The equality operator is defined for all valid pointers, and the only time it can give a "false positive" is when one pointer points to one element past the end of an array, and the other happens to point (or points by virtue of a structure definition) to another object stored just past the array in memory.

I think your mistake is treating K&R as normative. See the C99 standard (nice html version here: http://port70.net/~nsz/c/c99/n1256.html), 6.5.9 on the equality operator. The issue about comparisons being undefined only applies to relational operators (see 6.5.8):

When two pointers are compared, the result depends on the relative locations in the address space of the objects pointed to. If two pointers to object or incomplete types both point to the same object, or both point one past the last element of the same array object, they compare equal. If the objects pointed to are members of the same aggregate object, pointers to structure members declared later compare greater than pointers to members declared earlier in the structure, and pointers to array elements with larger subscript values compare greater than pointers to elements of the same array with lower subscript values. All pointers to members of the same union object compare equal. If the expression P points to an element of an array object and the expression Q points to the last element of the same array object, the pointer expression Q+1 compares greater than P. In all other cases, the behavior is undefined.

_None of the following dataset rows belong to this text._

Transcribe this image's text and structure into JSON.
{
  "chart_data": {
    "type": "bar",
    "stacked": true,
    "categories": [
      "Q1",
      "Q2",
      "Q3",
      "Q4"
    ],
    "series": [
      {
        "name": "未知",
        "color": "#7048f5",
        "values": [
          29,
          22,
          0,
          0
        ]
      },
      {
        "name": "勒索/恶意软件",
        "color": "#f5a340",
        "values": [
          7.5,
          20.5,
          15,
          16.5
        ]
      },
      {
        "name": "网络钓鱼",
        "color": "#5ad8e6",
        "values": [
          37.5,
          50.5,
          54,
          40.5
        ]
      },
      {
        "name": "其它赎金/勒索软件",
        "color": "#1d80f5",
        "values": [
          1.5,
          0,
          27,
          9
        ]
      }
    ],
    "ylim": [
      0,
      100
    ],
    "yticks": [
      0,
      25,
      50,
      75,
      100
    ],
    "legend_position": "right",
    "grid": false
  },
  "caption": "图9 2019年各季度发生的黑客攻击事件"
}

I interpret this as following:

short a[9];
int b[12];
short * c = a + 9;

Here it is valid to say that

c > a

because c results from a via pointer arithmetic,

but not necessarily that

b == c

or

c <= b

or something alike, because they result from different arrays, whose order and alignment in memory is not defined.

You cannot use pointer comparison for comparing pointers that point into different arrays.

So:

int arr[5] = {1, 2, 3, 4, 5};

int * p = &arr[0];

int anotherarr[] = {1, 2};

int * pf = &anotherarr[0];

You cannot do if (p == pf) since p and pf do not point into the same array. This will lead to undefined behaviour.

You can rely on pointer comparison if they point within the same array.

Not sure about the arithmetic case myself.

You can do == and != with pointers from different arrays.

<, <=, >, >= is not defined.

One example that comes to my mind is Harvard architecture with separate address spaces for code and for data. In computers of that architecture the compiler can store constant data in the code memory. Since the two address spaces are separate, a pointer to an address in the code memory could be numerically equal to a pointer in the data memory, without pointing to the same address.